Gun Control & RKBA
Related: About this forumWhy did gangs rarely use guns before the Gun Control Act?
Of course, my question is "why didn't they use them until then?" It couldn't be about access. until the Gun Conrol Act,all they needed was a Sears catalog and a money order. If they were in New York, they just needed a PO box in CT, or one of the many "undocumented pharmacies" to do it for them. Where I grew up, guns were, and are, in about 55-70 percent of the households. Yet when the cops had their "scare straight board" they would bring to health class in the 1970s they not only brought examples of various drugs and paraphernalia, but also confiscated weapons. Other than a rifle and shotgun that got the hacksaw treatment, the were knives and improvised medieval melee weapons. Which begs the question, why make a mace when you can rip off Mom's .38?
Was it because they wanted guns, but could not afford them?
Was it because guns were for "wusses", kind of like the criminal element in the UK even before UK had any gun control laws? (Starboard Tack referred to this as "the rules"
Was it because guns were associated with cops, outdoors people, and the "squares" in rifle club, while the King Bad Ass in the movies had switchblades and homemade zip guns?
http://www.ojjdp.gov/jjbulletin/9808/youth.html
http://newyorkcitygangs.com/
http://www.nytimes.com/1999/02/15/nyregion/with-brass-knuckled-tales-50-s-street-gang-looks-back.html
http://www.sagepub.com/upm-data/43455_1.pdf
http://researchmatters.asu.edu/stories/professor-unearths-1950s-research-gangs-2052
exboyfil
(17,863 posts)They are lower now than they were in 1965 (before the large ramp up). Even violent crime is competitive with the 1960s. Look at crime statistics on this site.
http://www.disastercenter.com/illinois/crime/3111.htm
gejohnston
(17,502 posts)While there were more murders per capita in 1965, a lower percentage of them involved firearms.
exboyfil
(17,863 posts)Oswald's .38 special was $30 ($234 inflation adjusted) and his rifle was $20 ($156 inflation adjusted). What kind of guns could you get for this price legally today? I think your point is valid - why so many fewer per capital homicides with guns than with other weapons. I think our guns are much more lethal today but correspondingly more expensive. A bolt action vs. semiautomatic is no comparison. Six shots versus 12 shots with ability to quickly reload as well. The violence rates are pretty close, but I suspect that medical science has kept the murder rate down quite a bit. Knives in general have not improved dramatically in lethality over the years. If anything ability to conceal them has gone down (how common is a switchblade today - back then even wanabees like my dad carried one).
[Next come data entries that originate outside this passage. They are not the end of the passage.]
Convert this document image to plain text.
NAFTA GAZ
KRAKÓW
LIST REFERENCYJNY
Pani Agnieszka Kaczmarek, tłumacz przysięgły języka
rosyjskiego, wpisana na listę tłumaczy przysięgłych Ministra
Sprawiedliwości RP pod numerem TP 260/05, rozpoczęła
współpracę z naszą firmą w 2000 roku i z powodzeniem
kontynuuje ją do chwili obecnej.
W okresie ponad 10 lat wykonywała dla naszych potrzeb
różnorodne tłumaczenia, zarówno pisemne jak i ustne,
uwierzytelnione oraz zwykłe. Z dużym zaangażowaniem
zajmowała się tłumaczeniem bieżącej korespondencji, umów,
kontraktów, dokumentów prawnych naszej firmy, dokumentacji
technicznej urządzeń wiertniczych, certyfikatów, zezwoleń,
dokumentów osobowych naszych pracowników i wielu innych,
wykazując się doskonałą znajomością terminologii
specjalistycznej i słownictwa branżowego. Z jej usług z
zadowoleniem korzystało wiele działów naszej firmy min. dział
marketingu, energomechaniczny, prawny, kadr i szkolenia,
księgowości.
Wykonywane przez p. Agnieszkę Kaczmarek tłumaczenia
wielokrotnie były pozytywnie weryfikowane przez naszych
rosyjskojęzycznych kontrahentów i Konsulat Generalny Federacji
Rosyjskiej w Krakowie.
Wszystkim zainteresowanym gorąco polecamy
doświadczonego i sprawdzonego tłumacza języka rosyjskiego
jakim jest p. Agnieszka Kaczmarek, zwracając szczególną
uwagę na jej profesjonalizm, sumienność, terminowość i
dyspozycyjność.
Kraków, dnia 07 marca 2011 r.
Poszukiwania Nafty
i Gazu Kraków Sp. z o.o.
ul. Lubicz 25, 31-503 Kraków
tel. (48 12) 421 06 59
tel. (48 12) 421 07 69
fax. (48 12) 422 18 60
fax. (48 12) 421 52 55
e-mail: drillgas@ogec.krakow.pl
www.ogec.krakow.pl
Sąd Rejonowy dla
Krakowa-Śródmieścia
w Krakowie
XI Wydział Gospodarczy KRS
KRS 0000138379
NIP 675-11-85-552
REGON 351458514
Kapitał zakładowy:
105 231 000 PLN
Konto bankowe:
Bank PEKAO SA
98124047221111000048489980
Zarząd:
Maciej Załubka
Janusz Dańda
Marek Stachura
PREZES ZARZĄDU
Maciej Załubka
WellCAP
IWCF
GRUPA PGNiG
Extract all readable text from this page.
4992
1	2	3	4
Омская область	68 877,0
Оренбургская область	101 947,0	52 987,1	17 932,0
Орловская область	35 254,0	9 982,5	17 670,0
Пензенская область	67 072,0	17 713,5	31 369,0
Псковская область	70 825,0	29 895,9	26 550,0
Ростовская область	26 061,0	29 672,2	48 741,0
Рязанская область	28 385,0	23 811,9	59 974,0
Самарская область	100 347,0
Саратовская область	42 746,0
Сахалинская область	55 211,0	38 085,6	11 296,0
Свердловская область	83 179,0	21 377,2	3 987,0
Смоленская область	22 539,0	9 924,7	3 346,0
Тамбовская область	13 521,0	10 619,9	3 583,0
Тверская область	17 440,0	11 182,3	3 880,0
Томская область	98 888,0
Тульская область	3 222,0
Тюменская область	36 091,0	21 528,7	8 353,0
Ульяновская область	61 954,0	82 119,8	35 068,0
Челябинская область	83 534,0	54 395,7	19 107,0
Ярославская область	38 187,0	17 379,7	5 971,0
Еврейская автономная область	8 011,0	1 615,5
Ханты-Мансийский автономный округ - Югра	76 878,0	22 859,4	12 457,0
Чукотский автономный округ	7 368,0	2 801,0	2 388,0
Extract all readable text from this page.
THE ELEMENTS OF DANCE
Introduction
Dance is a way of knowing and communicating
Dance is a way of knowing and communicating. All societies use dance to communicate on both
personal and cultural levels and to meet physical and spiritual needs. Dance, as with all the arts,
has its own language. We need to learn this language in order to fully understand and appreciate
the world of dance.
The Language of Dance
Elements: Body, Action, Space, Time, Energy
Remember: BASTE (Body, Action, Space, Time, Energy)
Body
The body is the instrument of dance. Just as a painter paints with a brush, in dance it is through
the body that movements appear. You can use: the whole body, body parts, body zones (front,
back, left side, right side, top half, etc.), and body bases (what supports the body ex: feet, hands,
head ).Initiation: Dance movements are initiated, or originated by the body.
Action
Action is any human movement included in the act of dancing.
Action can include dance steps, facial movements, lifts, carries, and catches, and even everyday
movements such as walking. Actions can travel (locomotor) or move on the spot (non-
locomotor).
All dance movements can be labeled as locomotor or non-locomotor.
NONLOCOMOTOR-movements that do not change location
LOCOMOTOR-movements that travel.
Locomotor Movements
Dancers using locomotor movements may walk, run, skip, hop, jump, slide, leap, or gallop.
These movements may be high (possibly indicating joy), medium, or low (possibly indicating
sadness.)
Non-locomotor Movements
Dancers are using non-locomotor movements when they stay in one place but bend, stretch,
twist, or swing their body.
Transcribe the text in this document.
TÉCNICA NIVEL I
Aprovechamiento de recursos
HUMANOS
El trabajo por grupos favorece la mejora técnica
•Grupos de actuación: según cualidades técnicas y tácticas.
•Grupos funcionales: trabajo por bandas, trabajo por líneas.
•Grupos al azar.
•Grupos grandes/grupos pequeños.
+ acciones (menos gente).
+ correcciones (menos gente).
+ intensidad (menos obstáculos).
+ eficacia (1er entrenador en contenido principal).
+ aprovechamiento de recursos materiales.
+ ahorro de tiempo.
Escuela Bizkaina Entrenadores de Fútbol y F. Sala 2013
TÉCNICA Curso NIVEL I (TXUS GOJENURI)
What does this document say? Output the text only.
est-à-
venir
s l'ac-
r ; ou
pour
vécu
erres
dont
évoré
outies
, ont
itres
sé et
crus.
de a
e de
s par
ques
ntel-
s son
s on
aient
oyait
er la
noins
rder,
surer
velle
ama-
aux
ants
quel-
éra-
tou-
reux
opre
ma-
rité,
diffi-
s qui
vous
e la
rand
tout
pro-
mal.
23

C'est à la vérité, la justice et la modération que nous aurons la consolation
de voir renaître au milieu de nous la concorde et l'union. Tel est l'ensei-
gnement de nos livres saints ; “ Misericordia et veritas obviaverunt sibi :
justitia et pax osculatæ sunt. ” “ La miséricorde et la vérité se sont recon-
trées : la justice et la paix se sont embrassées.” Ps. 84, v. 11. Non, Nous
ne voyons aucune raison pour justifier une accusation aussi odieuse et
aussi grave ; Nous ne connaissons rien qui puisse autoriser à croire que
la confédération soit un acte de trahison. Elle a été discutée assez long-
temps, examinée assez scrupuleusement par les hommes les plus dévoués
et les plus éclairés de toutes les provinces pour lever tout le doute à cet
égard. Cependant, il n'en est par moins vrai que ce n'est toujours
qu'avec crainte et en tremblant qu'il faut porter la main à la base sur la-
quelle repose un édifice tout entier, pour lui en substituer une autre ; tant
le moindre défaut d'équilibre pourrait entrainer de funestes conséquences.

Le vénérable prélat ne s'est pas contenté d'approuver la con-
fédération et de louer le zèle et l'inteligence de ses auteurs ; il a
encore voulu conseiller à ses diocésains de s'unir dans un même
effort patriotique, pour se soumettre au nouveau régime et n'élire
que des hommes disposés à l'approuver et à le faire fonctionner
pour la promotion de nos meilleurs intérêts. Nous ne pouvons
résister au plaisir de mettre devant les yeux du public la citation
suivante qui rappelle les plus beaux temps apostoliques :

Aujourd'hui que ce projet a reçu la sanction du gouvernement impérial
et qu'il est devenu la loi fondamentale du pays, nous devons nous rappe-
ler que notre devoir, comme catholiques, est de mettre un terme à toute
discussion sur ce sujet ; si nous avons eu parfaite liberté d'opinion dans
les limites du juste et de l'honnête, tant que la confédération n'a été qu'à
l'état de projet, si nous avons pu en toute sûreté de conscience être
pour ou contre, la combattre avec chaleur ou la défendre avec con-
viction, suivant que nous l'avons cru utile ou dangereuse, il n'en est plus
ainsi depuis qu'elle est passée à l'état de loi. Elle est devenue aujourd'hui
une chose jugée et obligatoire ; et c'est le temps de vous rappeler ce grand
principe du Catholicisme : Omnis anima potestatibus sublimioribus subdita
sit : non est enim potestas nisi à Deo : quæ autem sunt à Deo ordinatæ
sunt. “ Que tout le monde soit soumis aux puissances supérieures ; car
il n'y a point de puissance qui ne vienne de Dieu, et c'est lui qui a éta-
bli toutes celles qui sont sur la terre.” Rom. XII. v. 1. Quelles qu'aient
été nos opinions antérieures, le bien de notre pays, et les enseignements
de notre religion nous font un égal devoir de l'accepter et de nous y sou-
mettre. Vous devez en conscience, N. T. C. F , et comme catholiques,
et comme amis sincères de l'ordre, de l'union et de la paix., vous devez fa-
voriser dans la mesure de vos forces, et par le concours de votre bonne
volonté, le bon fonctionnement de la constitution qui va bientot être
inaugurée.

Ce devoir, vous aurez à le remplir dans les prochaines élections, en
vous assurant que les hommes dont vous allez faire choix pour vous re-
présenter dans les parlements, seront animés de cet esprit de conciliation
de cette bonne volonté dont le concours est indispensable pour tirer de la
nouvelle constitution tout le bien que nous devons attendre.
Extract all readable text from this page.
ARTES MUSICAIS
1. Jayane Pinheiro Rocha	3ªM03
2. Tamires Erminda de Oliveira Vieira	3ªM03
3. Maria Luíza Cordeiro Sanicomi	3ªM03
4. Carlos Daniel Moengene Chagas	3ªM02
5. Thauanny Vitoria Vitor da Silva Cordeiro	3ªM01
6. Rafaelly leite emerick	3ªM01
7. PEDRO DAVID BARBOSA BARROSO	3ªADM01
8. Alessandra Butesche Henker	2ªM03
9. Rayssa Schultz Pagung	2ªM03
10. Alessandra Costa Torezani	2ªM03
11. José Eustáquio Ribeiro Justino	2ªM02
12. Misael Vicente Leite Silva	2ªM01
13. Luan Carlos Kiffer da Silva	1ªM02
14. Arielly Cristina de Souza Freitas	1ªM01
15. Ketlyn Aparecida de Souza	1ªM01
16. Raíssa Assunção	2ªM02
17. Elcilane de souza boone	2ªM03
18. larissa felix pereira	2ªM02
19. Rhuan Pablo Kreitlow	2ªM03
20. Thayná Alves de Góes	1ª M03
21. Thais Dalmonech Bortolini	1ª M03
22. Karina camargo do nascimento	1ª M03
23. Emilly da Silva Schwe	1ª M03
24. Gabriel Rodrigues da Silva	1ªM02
Good question. Something to think about.
gejohnston
(17,502 posts)the M-1 carbine example, which was quite popular. Mostly because military surplus guns and ammo were easy to find and inexpensive. A new one made today is expensive. While the only high 12 round semi auto, that I know of, available then was the Browning Hi Power, made in Belgium. They were rare here because they, and the 9mm round were "too European". While semi auto pistols existed then (most were single stack magazines that held 6 or seven rounds. some .22s held 10), they were not popular in the US with either cops or sport shooters until the 1980s. Guns are just as lethal, given that most of the common ammunition then and now were developed in the late 19th century or early 20th century. For example, the 9x19 round (known in the US as 9mm Luger or 9mm Parabellum) was developed by Georg Luger in 1901. Some guns, like the 1911 and the Walther PPK, have been in continuous production since 1910 and 1932 respectively. In terms of more lethal, most rifle rounds are more lethal than the .223 round commonly used in an AR. A hacksawed bolt action, or semi auto, .30-06 is actually more lethal than an AR. Rifles and carbines are rarely used in any crime.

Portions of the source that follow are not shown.